There needs to be a deep soul-searching on what made the establishment of OHCHR-N in 2005 necessary in the first place. In the preceding years, cases of abuse of human rights and humanitarian law were rampant, most of them committed by the the security forces but a significant number also committed by the Maoists. In 2003 and 2004, the number of disappeared in Nepal was the highest for any country in the world, an ignoble record by any count. The establishment of OHCHR-N was the result of intense lobbying by human rights activists to draw the world’s attention to this grave crisis. The efforts bore fruits; the number of disappearances and other rights violations plummeted in the following years.
It is true that Nepal is no longer in the midst of an armed conflict.

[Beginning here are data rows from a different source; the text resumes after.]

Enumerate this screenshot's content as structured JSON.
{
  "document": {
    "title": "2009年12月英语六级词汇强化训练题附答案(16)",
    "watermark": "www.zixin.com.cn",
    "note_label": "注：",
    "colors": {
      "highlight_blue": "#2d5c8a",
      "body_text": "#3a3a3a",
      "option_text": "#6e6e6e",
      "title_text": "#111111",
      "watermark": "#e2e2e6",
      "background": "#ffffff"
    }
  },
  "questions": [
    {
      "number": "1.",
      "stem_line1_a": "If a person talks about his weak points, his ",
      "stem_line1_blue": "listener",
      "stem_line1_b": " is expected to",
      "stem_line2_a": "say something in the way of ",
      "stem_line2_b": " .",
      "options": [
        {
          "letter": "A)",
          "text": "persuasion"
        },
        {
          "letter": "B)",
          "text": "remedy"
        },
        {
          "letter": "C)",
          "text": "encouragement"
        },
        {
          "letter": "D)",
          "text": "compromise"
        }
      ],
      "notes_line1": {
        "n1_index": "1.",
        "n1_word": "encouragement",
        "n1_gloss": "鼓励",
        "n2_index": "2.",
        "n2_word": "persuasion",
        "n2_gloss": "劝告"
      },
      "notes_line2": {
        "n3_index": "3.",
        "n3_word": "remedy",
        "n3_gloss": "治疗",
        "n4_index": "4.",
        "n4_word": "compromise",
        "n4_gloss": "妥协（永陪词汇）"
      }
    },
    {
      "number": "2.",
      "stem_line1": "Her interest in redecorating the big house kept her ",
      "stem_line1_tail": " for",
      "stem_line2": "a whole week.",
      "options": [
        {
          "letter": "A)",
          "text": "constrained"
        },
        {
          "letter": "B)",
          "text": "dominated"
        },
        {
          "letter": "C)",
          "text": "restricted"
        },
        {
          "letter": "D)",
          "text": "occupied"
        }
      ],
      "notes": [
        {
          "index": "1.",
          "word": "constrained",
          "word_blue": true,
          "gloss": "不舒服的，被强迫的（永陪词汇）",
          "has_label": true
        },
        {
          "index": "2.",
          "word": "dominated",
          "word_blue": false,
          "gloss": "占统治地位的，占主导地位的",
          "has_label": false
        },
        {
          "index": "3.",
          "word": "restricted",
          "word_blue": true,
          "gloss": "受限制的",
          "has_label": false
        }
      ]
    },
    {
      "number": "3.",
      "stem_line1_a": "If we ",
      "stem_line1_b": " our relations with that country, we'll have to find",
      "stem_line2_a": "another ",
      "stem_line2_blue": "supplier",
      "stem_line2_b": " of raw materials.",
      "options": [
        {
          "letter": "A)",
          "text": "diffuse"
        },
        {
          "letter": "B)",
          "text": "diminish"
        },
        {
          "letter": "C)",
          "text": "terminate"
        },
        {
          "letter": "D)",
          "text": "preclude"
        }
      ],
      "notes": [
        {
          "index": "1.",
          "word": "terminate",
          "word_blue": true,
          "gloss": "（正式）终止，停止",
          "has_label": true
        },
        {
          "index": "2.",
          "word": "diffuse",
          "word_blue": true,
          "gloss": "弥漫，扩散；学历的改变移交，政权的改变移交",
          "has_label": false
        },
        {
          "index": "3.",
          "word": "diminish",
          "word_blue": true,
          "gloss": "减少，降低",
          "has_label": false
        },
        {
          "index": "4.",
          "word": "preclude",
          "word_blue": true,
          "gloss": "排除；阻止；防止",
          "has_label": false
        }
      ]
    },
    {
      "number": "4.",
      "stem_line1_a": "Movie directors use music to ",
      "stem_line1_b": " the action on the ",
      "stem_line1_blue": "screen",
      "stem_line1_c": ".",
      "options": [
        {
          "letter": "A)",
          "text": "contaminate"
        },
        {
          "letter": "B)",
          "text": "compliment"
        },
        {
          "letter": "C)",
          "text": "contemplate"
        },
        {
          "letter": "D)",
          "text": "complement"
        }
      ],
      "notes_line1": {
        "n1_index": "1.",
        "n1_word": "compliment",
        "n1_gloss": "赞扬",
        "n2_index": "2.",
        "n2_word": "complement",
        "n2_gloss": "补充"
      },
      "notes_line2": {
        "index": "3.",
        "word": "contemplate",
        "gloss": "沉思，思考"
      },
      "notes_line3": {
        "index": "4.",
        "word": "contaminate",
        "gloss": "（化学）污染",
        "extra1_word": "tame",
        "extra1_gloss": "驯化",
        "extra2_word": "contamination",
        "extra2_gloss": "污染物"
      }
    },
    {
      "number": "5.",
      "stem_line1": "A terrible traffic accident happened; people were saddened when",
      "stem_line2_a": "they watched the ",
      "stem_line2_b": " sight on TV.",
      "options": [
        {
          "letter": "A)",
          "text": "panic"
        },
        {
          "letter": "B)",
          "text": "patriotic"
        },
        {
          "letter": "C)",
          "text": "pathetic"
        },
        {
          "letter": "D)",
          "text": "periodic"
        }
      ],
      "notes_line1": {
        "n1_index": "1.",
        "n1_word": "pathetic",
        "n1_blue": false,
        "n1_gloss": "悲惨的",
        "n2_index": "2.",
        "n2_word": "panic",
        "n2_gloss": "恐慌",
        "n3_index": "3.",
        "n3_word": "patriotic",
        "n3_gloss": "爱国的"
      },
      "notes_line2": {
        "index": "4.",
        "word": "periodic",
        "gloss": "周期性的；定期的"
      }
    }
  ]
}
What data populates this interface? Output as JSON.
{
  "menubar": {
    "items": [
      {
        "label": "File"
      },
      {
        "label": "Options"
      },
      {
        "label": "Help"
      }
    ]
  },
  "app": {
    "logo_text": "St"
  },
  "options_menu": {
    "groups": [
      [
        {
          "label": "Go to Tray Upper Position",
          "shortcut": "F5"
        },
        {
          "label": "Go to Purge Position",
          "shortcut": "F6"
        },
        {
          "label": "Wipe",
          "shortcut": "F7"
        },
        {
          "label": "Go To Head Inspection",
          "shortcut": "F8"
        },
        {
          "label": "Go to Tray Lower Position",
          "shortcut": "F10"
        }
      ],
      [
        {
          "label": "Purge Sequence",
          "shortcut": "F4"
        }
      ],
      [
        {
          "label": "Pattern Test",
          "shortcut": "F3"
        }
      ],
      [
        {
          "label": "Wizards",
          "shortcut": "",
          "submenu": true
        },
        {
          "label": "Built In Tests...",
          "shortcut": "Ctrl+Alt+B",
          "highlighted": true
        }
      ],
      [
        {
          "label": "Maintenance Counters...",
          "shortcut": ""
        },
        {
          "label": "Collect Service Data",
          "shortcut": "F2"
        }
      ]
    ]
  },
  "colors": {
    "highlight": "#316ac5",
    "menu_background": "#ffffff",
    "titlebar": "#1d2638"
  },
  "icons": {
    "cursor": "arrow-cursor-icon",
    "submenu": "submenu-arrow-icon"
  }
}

But it is also true that “not a single perpetrator has been successfully prosecuted for serious abuses in a civilian court,” according to joint report released by Advocacy Forum and Human Rights Watch on December 1. This is worrisome given that five years after the signing of the Comprehensive Peace Agreement (CPA) which was committed to establish a Truth and Reconciliation as well as the Commission for the Investigation of the Disappeared. The bills to establish these important post-conflict mechanisms are languishing in the Constituent Assembly due to insufficient political willpower from the parties. This delay makes it evident that there are a lot of people in the parties who are afraid of the truth about what happened during the conflict. The governing motto, as articulated by Prime Minister Baburam Bhattrai seems to be “forgive and forget.” This blanket policy misses a crucial point, forgive what? International experience from South Africa, for example, shows that it is essential to establish truth about the crimes before the process of forgiveness begins. Who do you forgive without knowing what happened?
It is at this crucial juncture, when the establishment TRC and the disappeared commission are tantalisingly close, that the OHCHR can play a crucial role by mobilising the UN system to pressure Nepal’s government to follow international norms of transitional justice. Despite what those who wield power believe, Nepal’s transition into a just society is not possible merely by forgetting the crimes of the past. Toward that end, OHCHR-N can perhaps play a role in strengthening NHRC, a body currenly hopelessly divided and dysfunctional.